The Boston bus was a little late, and instead of waiting inside the bowling alley and restaurant where it made its stop before heading on to Burlington and Montreal, she had stepped outside. Bright lights made her strangely nervous; she was more comfortable in shadows and fog.
She was looking forward to seeing Ashley, although, as always, she was a little nervous about how precisely she was to refer to her during her visit. Ashley wasn’t her granddaughter, nor was she a niece. She wasn’t related through adoption, although that was closest to what she was. Vermonters, as a rule, rarely butted into anyone else’s business, having that Yankee sensibility that the less said, the better. But Catherine knew that the other ladies of her church, and the folks behind the counter at the general store, the Ace Hardware, and other places where she was well-known, would have their questions. Like many in New England, they all had fined-tuned radars for any small act that suggested hypocrisy. And something about welcoming her daughter’s partner’s child into her home, while silently but obviously condemning that relationship, put some feelings on edge.
Catherine put her head back and let her eyes sweep over the canopy of night sky. She wondered if one could have as many conflicted feelings as there were stars in the heavens.
Ashley had been a child when she had first entered Catherine’s life. She remembered her first meeting with Ashley and found herself smiling in the darkness at the memory. I was wearing too many clothes. It was hot, but I had on a woolen skirt and sweater. How silly. I must have seemed like I was a hundred years old.

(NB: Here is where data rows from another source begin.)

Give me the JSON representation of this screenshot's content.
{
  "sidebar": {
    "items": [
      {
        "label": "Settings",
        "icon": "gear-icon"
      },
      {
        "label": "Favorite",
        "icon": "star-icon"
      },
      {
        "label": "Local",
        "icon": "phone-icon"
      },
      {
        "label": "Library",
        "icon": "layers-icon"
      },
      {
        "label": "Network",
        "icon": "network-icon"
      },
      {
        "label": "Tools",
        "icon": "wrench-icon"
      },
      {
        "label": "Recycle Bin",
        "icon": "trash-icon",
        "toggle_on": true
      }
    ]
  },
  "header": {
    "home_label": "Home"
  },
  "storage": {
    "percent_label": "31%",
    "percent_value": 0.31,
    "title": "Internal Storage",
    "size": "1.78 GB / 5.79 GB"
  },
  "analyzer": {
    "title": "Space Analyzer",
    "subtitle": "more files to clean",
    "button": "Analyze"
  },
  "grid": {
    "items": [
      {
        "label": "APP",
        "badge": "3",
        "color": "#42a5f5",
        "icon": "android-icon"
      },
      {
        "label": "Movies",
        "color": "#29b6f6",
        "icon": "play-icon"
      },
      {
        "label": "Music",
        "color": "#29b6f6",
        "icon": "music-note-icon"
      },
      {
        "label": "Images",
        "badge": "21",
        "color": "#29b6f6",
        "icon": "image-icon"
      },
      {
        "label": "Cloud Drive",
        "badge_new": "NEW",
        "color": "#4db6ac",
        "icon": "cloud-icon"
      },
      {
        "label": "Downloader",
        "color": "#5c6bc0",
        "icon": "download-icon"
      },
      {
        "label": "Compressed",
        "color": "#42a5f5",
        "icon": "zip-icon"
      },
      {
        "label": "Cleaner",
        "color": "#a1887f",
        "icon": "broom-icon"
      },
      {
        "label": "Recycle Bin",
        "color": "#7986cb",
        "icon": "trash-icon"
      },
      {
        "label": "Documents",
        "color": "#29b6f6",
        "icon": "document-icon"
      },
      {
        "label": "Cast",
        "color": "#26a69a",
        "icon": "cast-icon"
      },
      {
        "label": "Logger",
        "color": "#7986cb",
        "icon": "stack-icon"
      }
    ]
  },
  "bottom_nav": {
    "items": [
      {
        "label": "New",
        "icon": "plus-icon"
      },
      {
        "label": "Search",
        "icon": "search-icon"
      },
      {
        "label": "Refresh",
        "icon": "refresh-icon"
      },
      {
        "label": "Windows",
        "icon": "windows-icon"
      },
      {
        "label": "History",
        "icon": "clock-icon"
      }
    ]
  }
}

Catherine had been stiff, almost arch, stupidly formal, holding out her hand for a handshake, when she had been introduced to the eleven-year-old Ashley. But the child had disarmed her immediately, and so, in some respects, what truce she had with her own daughter, and the civility she displayed outwardly toward her daughter’s partner—Catherine hated that word; it made their relationship seem like a business—stemmed from her affection for Ashley. She had attended raucous birthday parties and dismally wet soccer games, watched Ashley play Juliet in a high school production, although she hated it when the character Ashley played died on the stage. She had sat on the edge of Ashley’s bed one night while the fifteen-year-old had sobbed uncontrollably at the breakup with her first boyfriend, and she had driven fast, far faster than ordinary, to get to Hope and Sally’s home in time to snap pictures of Ashley in her prom dress. She had nursed Ashley through a bout with the flu, when Sally had been preoccupied with a court case, sleeping on the floor next to her, listening for her breathing throughout the night. She had hosted Ashley when she’d shown up, camping gear in tow, with a couple of college friends, heading toward the Green Mountains, and entertained her at dinner in Boston on a couple of happy occasions and one truly wonderful time in the bleacher seats at Fenway, when Catherine had found an excuse to go to the city and had offhandedly called, although she had inwardly known that seeing Ashley was the real reason for the trip.